Subprime. Its notoriety prevails throughout the world. The word alone conjures up vivid memories of recession, ruined investors, and failed banks. With the financial crisis in the United States allegedly over, the question for us begs, does subprime lending exist in Israel? Can history repeat itself here? This question was posed to the Head of Retail Banking at Bank Mizrachi-Tefachot in an interview. His response: “By us (Israel), there is no subprime. “ Is it in fact true that subprime lending doesn’t exist? And even if there is subprime lending, is there any risk for the average homeowner?
So far, so good
Israeli banks are currently enjoying an extremely low level of defaults. Recently, one large bank reported its problematic loans ratio i.e. the loans it expects to have problems collecting, at 0.1% of all outstanding loans. Borrowers across all sectors of credit in Israel have been making their payments on time. Consequently, bank profits have spiked as outstanding credit expanded and the mortgage market swelled to 5 Billion NIS funded in June alone.
The subprime market
In the U.S. and other countries where subprime lending thrived, the market was made up of three basic types of loans. They include loans to borrowers with poor credit histories, loans with limited income or asset documentation and No Doc (no documentation) loans. Approximately 80% of these loans were made based on adjustable rates. False assumptions made by lenders were that housing prices would continue to rise, refinancing would be readily available, and that fraud levels were relatively low. Thus, subprime loans grew to about 20% of the U.S. mortgage market in 2006 or about US $2 Trillion.
Prime “minus” or Sub-Prime?
Israel is infamous for its tight bureaucracy spanning many sectors from Governmental offices to corporations. When it comes to banks, the perception is no different. Tough bankers and strict qualifying criteria are to be expected as the norm in Israel. However, a view from the inside reveals some “unconventional” lending practices. In the race to gain market share in a booming real estate and mortgage market, some Israeli banks have been attempting to gain share even if it means relaxing their underwriting criteria. Non-traditional methods used to calculate income can include bank statements, support letters from family or other institutions. Credit reports for foreigners are not a requirement at some banks and low credit scores and previous defaults are overlooked at others. Loans are overwhelmingly made on adjustable rates at only 0.5%-1% higher rates for riskier borrowers. Additionally, many banks do not factor in total debt, of which other mortgages can be a tremendous factor, in calculating debt-to-income ratios. As a U.S. banker who lived through the subprime heyday and subsequent crash, some of these practices are reminiscent of the U.S. subprime lending model.

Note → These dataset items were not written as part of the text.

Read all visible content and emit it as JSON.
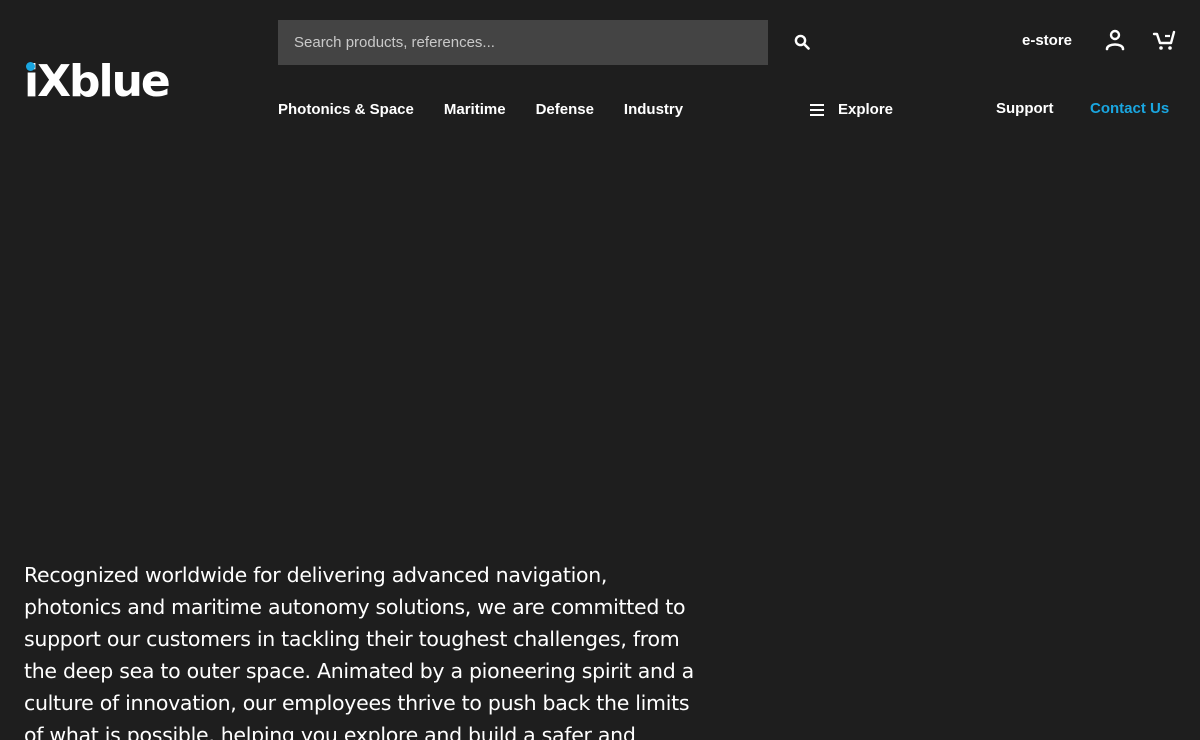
{
  "brand": {
    "logo_text": "iXblue",
    "accent_color": "#1aa6e0",
    "background_color": "#1e1e1e"
  },
  "search": {
    "placeholder": "Search products, references...",
    "value": "",
    "icon": "search-icon"
  },
  "utility": {
    "estore_label": "e-store",
    "account_icon": "user-icon",
    "cart_icon": "cart-icon"
  },
  "nav": {
    "items": [
      {
        "label": "Photonics & Space"
      },
      {
        "label": "Maritime"
      },
      {
        "label": "Defense"
      },
      {
        "label": "Industry"
      }
    ],
    "explore_label": "Explore",
    "explore_icon": "menu-icon",
    "support_label": "Support",
    "contact_label": "Contact Us"
  },
  "intro": {
    "text": "Recognized worldwide for delivering advanced navigation, photonics and maritime autonomy solutions, we are committed to support our customers in tackling their toughest challenges, from the deep sea to outer space. Animated by a pioneering spirit and a culture of innovation, our employees thrive to push back the limits of what is possible, helping you explore and build a safer and"
  }
}
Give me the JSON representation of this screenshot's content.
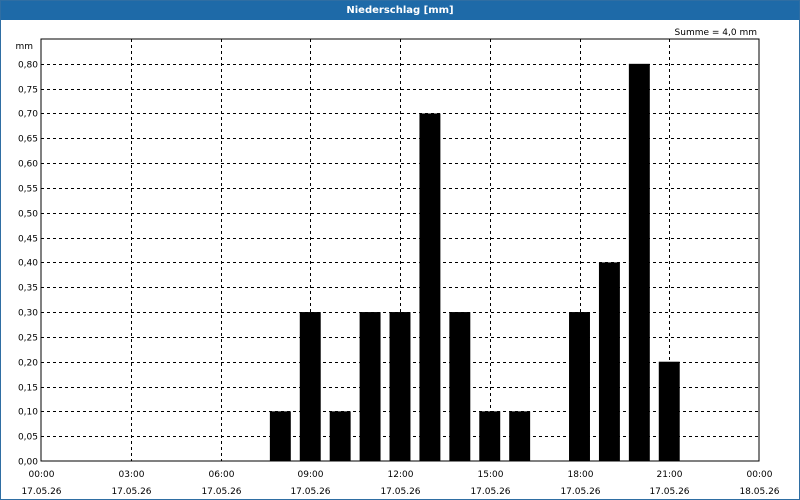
{
  "window": {
    "title": "Niederschlag [mm]"
  },
  "summary": "Summe = 4,0 mm",
  "colors": {
    "titlebar": "#1e6aa8",
    "bars": "#000000",
    "grid": "#000000"
  },
  "chart_data": {
    "type": "bar",
    "title": "Niederschlag [mm]",
    "ylabel": "mm",
    "xlabel": "",
    "ylim": [
      0,
      0.85
    ],
    "yticks": [
      0.0,
      0.05,
      0.1,
      0.15,
      0.2,
      0.25,
      0.3,
      0.35,
      0.4,
      0.45,
      0.5,
      0.55,
      0.6,
      0.65,
      0.7,
      0.75,
      0.8
    ],
    "ytick_labels": [
      "0,00",
      "0,05",
      "0,10",
      "0,15",
      "0,20",
      "0,25",
      "0,30",
      "0,35",
      "0,40",
      "0,45",
      "0,50",
      "0,55",
      "0,60",
      "0,65",
      "0,70",
      "0,75",
      "0,80"
    ],
    "xlim_hours": [
      0,
      24
    ],
    "xticks": [
      {
        "hour": 0,
        "time": "00:00",
        "date": "17.05.26"
      },
      {
        "hour": 3,
        "time": "03:00",
        "date": "17.05.26"
      },
      {
        "hour": 6,
        "time": "06:00",
        "date": "17.05.26"
      },
      {
        "hour": 9,
        "time": "09:00",
        "date": "17.05.26"
      },
      {
        "hour": 12,
        "time": "12:00",
        "date": "17.05.26"
      },
      {
        "hour": 15,
        "time": "15:00",
        "date": "17.05.26"
      },
      {
        "hour": 18,
        "time": "18:00",
        "date": "17.05.26"
      },
      {
        "hour": 21,
        "time": "21:00",
        "date": "17.05.26"
      },
      {
        "hour": 24,
        "time": "00:00",
        "date": "18.05.26"
      }
    ],
    "bar_hours": [
      8,
      9,
      10,
      11,
      12,
      13,
      14,
      15,
      16,
      17,
      18,
      19,
      20,
      21
    ],
    "values": [
      0.1,
      0.3,
      0.1,
      0.3,
      0.3,
      0.7,
      0.3,
      0.1,
      0.1,
      0,
      0.3,
      0.4,
      0.8,
      0.2
    ],
    "grid": true,
    "sum_annotation": "Summe = 4,0 mm"
  }
}
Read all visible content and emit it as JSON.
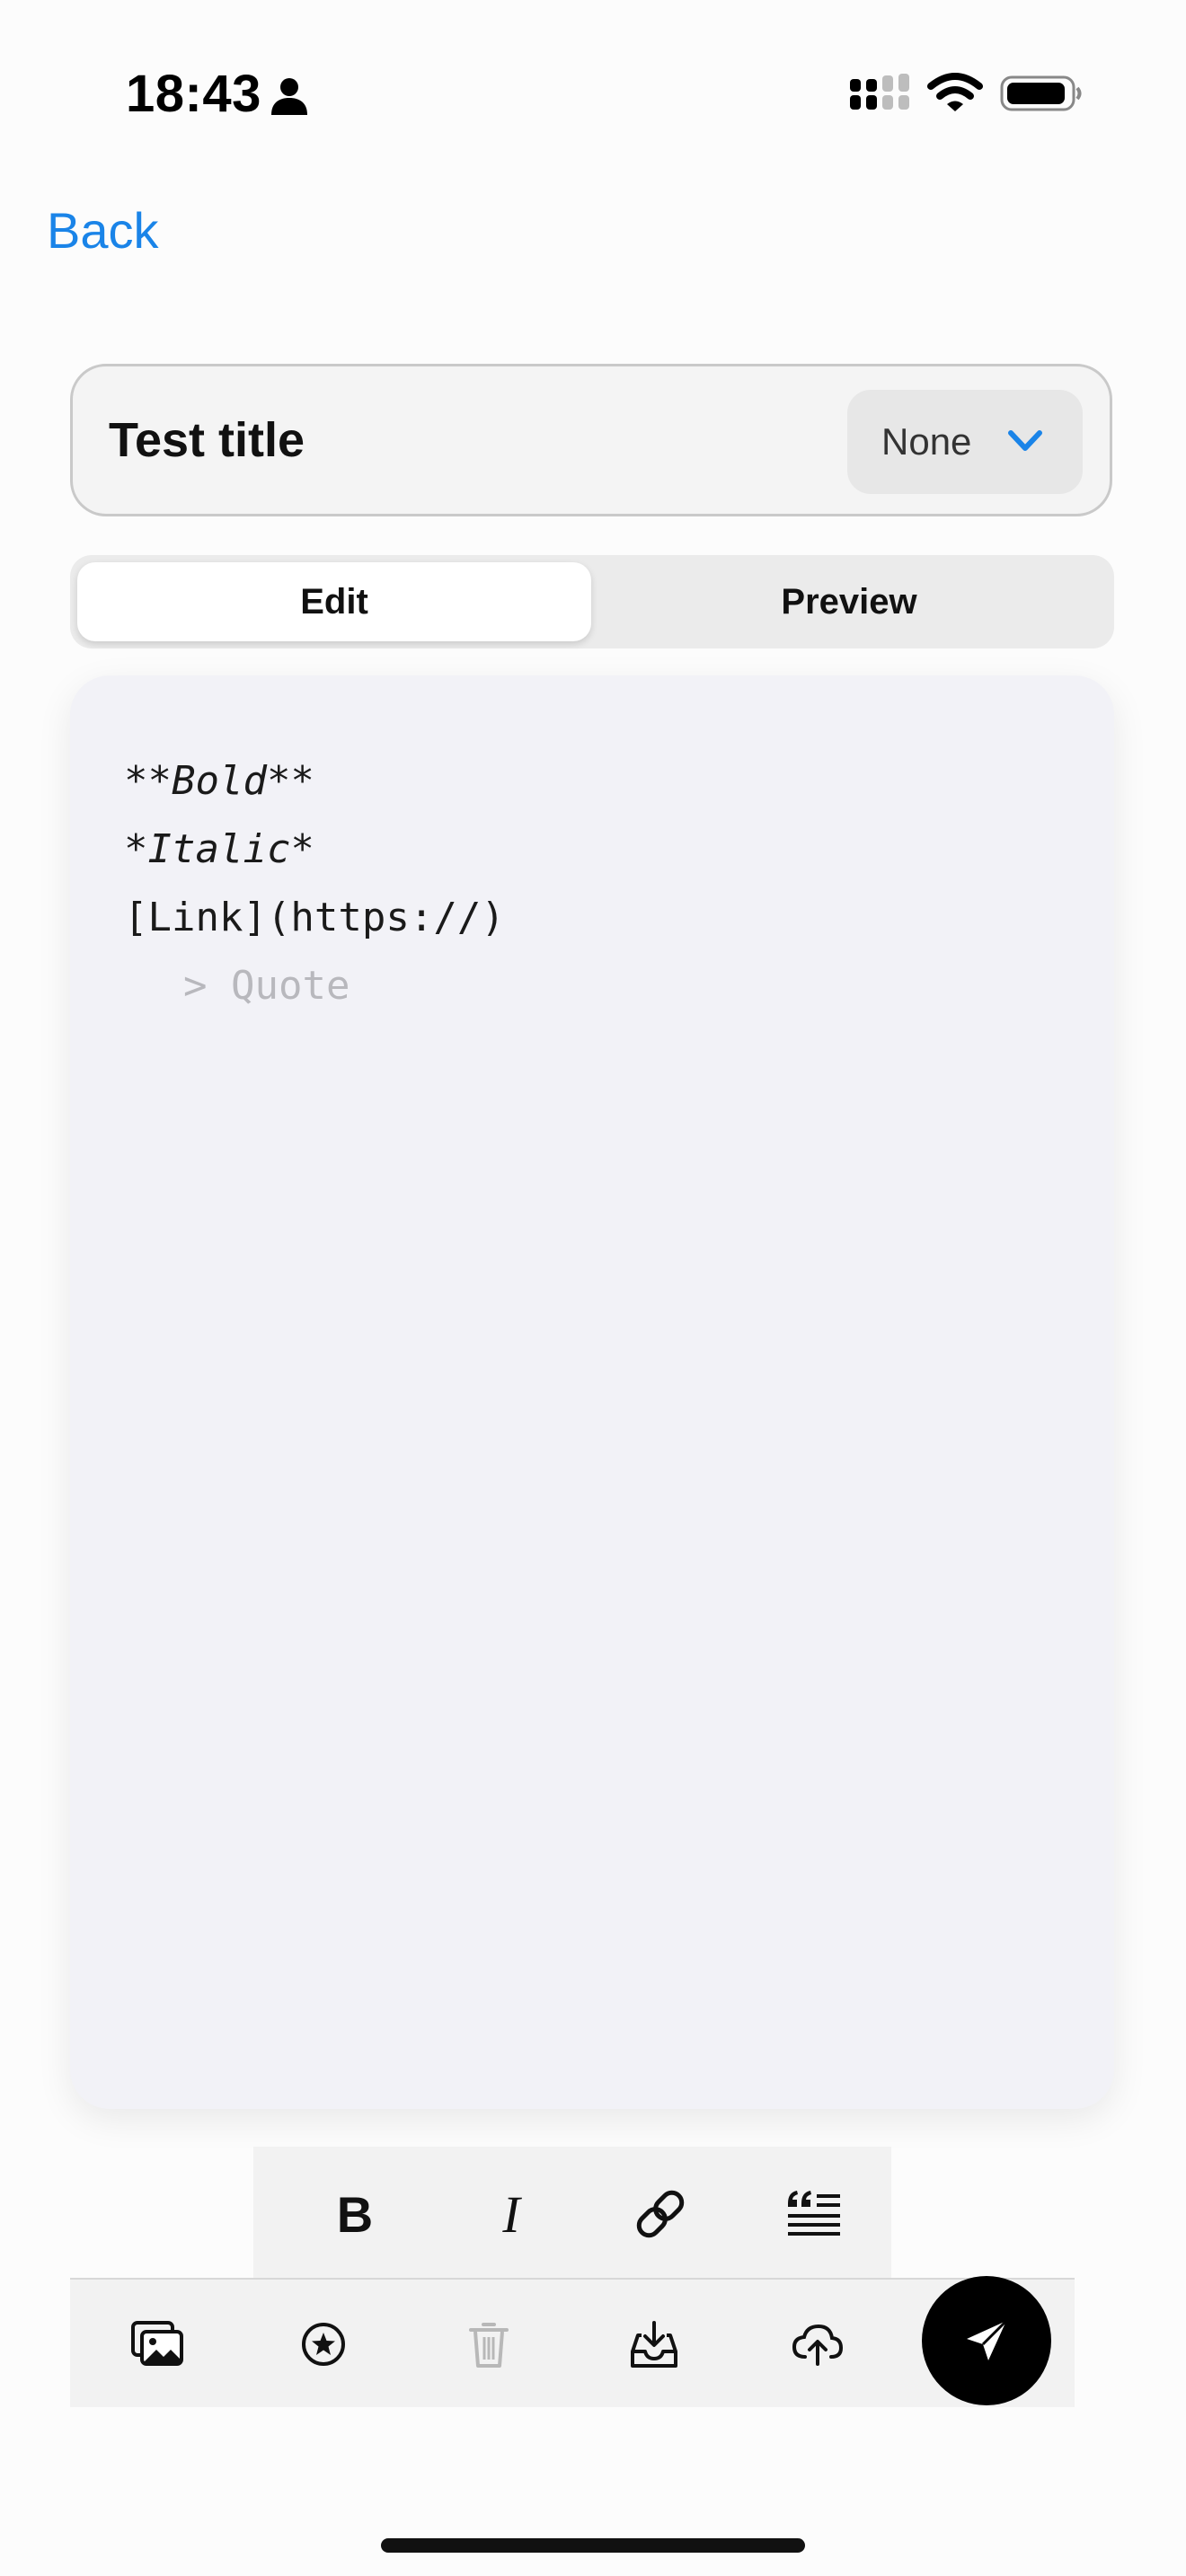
{
  "status_bar": {
    "time": "18:43",
    "icons": [
      "person-icon",
      "signal-icon",
      "wifi-icon",
      "battery-icon"
    ]
  },
  "nav": {
    "back_label": "Back"
  },
  "title_field": {
    "value": "Test title",
    "category": {
      "selected": "None",
      "icon": "chevron-down-icon"
    }
  },
  "mode_tabs": {
    "edit_label": "Edit",
    "preview_label": "Preview",
    "selected": "Edit"
  },
  "editor": {
    "lines": [
      "**Bold**",
      "*Italic*",
      "[Link](https://)"
    ],
    "placeholder": "> Quote"
  },
  "format_toolbar": {
    "bold_label": "B",
    "italic_label": "I",
    "icons": [
      "bold-icon",
      "italic-icon",
      "link-icon",
      "quote-icon"
    ]
  },
  "action_bar": {
    "icons": [
      "photo-icon",
      "star-icon",
      "trash-icon",
      "inbox-download-icon",
      "cloud-upload-icon",
      "send-icon"
    ]
  },
  "colors": {
    "accent": "#1a84e8",
    "editor_background": "#f2f2f7",
    "send_button": "#000000",
    "disabled_icon": "#b8b8b8"
  }
}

Despite the resemblances to the mistakes made in other banking systems around the world, Israel’s system is different. Firstly, the lid on supply combined with healthy demand for housing has kept the Real Estate market aloft amid continuous calls for a meltdown. A fundamentally strong real estate market is one of the best buffers against a rise in defaults as it causes the average homeowner to be very careful in shielding their most prized asset from foreclosure. Secondly, in Israel, a personal guarantee is a made by every borrower on all mortgage loans. In the event of default, the tactics used to retrieve money can go way beyond the property and even include freezing personal assets such as bank accounts. This reflects a sharp contrast to subprime lending in the U.S. where there was no personal guarantee made and the property was the only means of recouping money owed to the bank. Thirdly, LTV (loan-to-value) ratios in Israel are only 50-55% on average and rarely ever go over 70%. This is a huge difference between the overleveraged days of subprime when 95% financing was readily available. That means that even if the real estate market were to drop 20%, “strategic defaults” would not be very strategic as borrower’s equity would not be completely destroyed.
Although there are many factors in play to help mitigate fallout from lax lending standards at Israeli banks, some worries remain. The impact of higher interest rates in a market where 70% of loans being originated are adjustable is concerning. As Stanley Fischer said last week, “Anyone who takes an adjustable now and thinks they will be paying 2% in a few years is mistaken.” However, the factors of personal recourse and low LTV ratios should offset potential losses at the banks.